MIT graduate student James Saenz has been developing improved methodologies for bacteriohopanoid analysis by HPLC-MS. Hopanoid distributions, along with analyses of the sqhC gene through a land-sea transect in a modern carbonate sedimentary setting, were determined from the Bahamian island of San Salvador. The results suggest that the diversity of both hopanoid producers and the hopanoids they produce is lower in open ocean environments than it is in marine margins and on land (Pearson et al., 2009). Hopanoids with a 2-methyl substituent, and biomarkers hypothesised to be produced by cyanobacteria were present in low concentrations in all samples. However, they were most abundant at the non-marine end of the transect. This raises questions about their sources in the marine geological record (Pearson et al., 2009).

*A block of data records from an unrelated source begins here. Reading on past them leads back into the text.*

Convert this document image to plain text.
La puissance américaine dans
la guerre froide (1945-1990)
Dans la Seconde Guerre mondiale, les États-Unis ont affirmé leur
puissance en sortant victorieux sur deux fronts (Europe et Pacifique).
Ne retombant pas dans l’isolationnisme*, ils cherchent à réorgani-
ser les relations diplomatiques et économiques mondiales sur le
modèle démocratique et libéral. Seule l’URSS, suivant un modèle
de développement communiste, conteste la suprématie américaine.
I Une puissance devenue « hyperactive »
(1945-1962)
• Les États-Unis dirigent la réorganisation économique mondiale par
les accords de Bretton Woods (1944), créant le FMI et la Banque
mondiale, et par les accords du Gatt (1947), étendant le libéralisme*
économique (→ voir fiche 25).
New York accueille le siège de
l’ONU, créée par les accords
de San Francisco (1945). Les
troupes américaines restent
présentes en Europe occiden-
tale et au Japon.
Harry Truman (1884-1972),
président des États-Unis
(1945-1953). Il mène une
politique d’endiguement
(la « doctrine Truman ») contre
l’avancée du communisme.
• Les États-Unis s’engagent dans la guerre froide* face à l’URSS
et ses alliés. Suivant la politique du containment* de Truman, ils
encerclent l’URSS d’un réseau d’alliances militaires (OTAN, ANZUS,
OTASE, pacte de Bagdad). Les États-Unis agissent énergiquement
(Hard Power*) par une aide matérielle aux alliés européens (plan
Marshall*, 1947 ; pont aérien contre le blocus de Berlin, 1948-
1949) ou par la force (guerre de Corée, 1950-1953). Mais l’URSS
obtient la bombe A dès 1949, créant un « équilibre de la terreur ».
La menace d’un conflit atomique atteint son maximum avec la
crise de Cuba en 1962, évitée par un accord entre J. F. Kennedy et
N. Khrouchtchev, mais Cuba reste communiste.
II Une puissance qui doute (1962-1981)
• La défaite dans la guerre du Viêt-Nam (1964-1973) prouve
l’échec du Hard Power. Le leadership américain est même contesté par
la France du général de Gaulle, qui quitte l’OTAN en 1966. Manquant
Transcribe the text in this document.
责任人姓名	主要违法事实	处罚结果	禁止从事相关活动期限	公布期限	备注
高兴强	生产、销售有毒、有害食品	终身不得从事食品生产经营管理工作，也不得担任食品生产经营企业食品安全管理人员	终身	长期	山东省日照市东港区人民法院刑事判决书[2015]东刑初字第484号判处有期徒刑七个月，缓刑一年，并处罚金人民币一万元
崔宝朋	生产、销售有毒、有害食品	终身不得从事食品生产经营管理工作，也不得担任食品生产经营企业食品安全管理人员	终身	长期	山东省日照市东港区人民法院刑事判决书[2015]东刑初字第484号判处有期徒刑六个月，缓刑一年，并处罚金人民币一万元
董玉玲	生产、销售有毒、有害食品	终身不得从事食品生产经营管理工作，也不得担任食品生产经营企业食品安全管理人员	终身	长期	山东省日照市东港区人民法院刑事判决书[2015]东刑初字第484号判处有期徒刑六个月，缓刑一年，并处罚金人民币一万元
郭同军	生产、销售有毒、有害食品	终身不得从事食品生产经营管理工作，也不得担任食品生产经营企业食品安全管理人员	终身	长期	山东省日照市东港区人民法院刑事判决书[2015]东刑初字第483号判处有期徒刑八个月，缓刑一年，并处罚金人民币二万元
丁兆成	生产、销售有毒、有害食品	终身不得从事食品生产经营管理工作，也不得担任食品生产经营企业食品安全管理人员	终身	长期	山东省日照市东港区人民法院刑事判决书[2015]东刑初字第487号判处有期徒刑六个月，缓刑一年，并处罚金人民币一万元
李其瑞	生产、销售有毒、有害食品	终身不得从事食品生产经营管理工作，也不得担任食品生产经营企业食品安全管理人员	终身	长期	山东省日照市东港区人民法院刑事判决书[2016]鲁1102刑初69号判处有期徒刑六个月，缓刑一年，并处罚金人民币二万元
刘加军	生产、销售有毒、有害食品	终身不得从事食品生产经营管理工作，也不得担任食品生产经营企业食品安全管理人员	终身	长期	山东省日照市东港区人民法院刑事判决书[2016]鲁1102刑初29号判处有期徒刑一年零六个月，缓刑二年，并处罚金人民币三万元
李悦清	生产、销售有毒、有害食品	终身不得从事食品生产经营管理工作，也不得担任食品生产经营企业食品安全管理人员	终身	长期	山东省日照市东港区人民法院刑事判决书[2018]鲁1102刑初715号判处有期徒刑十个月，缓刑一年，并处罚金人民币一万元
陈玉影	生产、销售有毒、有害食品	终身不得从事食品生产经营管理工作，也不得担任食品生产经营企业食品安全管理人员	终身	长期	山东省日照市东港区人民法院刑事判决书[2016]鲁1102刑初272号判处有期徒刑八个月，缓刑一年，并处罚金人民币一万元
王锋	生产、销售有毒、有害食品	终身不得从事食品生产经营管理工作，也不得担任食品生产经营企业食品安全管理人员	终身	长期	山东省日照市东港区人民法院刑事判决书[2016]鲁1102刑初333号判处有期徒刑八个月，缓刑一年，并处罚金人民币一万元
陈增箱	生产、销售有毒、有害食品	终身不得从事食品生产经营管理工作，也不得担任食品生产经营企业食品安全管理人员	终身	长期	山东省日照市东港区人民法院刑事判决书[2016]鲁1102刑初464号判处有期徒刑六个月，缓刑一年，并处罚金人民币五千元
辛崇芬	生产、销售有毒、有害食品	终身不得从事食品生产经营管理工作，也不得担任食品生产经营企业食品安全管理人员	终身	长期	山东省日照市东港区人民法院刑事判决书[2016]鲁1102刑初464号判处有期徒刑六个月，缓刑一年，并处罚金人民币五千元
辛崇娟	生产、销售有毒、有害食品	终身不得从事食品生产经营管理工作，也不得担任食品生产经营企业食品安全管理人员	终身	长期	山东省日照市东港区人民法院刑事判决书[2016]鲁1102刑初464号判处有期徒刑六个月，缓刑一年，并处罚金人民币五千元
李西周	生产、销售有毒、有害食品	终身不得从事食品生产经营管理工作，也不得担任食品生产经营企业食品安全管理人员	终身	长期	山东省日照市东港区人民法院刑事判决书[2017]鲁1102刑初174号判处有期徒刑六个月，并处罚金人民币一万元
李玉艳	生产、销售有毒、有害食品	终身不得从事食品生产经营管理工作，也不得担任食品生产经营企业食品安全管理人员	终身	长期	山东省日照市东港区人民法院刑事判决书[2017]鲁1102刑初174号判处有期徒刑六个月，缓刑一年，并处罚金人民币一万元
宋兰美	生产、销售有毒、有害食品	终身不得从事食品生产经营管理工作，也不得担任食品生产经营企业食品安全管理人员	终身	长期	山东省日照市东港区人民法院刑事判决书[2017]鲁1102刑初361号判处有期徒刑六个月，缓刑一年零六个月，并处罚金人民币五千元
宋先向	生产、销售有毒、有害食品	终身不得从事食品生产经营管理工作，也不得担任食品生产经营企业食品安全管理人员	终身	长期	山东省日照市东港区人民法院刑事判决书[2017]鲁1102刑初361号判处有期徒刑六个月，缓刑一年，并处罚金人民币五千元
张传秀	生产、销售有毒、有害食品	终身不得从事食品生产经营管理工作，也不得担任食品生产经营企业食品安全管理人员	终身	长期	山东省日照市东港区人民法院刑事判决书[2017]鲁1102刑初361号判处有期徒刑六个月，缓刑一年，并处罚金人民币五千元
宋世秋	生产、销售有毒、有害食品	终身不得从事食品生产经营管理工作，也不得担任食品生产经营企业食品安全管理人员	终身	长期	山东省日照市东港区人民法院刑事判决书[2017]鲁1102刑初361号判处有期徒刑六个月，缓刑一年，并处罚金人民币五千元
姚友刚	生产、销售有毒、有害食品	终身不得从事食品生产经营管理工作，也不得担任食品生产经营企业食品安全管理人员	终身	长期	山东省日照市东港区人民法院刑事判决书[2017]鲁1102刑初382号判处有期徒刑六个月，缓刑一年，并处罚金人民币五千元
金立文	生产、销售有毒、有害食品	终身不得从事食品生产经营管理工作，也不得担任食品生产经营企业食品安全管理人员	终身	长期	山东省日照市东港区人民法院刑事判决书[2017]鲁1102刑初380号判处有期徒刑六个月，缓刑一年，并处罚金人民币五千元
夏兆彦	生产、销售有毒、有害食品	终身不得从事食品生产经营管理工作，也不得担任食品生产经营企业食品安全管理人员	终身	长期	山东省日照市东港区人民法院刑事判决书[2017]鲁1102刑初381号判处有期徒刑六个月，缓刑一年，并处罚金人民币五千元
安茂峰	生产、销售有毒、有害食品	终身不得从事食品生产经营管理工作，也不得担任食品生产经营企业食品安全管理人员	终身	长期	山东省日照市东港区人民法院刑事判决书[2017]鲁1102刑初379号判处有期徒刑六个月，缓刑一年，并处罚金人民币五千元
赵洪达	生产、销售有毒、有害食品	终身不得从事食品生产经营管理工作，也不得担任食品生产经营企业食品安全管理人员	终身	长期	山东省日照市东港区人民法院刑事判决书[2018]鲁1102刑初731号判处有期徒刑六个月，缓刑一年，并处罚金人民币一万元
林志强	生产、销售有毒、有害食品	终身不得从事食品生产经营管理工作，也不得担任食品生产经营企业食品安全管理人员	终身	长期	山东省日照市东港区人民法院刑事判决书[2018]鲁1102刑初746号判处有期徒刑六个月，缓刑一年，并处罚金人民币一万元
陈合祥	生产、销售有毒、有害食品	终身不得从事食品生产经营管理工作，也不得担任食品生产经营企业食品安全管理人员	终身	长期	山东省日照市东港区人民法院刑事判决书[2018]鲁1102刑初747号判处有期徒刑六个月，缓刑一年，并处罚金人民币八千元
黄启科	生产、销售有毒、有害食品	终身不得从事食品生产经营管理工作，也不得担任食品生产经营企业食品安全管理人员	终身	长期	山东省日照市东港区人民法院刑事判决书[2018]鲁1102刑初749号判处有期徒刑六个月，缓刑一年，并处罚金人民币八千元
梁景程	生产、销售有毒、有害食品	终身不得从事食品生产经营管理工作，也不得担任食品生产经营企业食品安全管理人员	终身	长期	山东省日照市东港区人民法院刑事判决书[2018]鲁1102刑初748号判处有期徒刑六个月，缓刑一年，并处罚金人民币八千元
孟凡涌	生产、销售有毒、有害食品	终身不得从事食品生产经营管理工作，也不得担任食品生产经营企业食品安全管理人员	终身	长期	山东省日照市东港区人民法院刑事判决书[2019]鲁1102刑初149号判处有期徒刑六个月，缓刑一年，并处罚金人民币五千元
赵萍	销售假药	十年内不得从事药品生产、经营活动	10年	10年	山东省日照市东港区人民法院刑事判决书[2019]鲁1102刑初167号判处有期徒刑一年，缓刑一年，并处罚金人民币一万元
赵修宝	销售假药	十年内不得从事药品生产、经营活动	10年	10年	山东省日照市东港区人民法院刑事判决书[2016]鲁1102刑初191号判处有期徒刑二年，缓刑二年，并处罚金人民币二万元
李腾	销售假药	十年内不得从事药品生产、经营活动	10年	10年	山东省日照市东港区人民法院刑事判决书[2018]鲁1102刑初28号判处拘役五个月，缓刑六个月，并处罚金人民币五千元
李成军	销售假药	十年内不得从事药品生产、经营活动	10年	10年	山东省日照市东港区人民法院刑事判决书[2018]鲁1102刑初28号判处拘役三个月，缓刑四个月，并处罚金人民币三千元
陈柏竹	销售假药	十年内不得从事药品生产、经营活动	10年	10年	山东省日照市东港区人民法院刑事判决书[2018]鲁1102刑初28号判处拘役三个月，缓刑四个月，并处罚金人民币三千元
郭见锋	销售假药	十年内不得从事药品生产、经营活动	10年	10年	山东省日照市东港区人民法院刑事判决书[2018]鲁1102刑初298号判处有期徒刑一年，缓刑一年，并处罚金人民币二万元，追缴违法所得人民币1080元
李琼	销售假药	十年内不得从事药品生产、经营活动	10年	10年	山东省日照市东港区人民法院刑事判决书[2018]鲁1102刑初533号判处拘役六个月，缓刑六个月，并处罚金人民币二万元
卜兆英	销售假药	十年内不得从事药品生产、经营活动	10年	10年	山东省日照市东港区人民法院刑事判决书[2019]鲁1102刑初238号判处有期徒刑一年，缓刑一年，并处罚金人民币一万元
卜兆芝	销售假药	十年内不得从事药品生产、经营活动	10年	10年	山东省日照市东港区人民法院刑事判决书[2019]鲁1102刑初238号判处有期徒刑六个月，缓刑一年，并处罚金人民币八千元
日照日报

Going forward, we plan to study the hypothesised role of cyanobacterial anoxygenic photosynthesis in modulating the oxygen content of the Proterozoic ocean (Johnston et al., 2009), particularly the diversity of cyanobacteria that are able to use sulfide as an electron donor for photosynthesis. This work will be tied in with associated effects on biomarker lipid composition including pigments and hopanoids. We are also studying the lipid compositions of a wide range of protists, sponges cindarians and ctenophores and evaluating them for unique compounds that may have a preservable fossil record.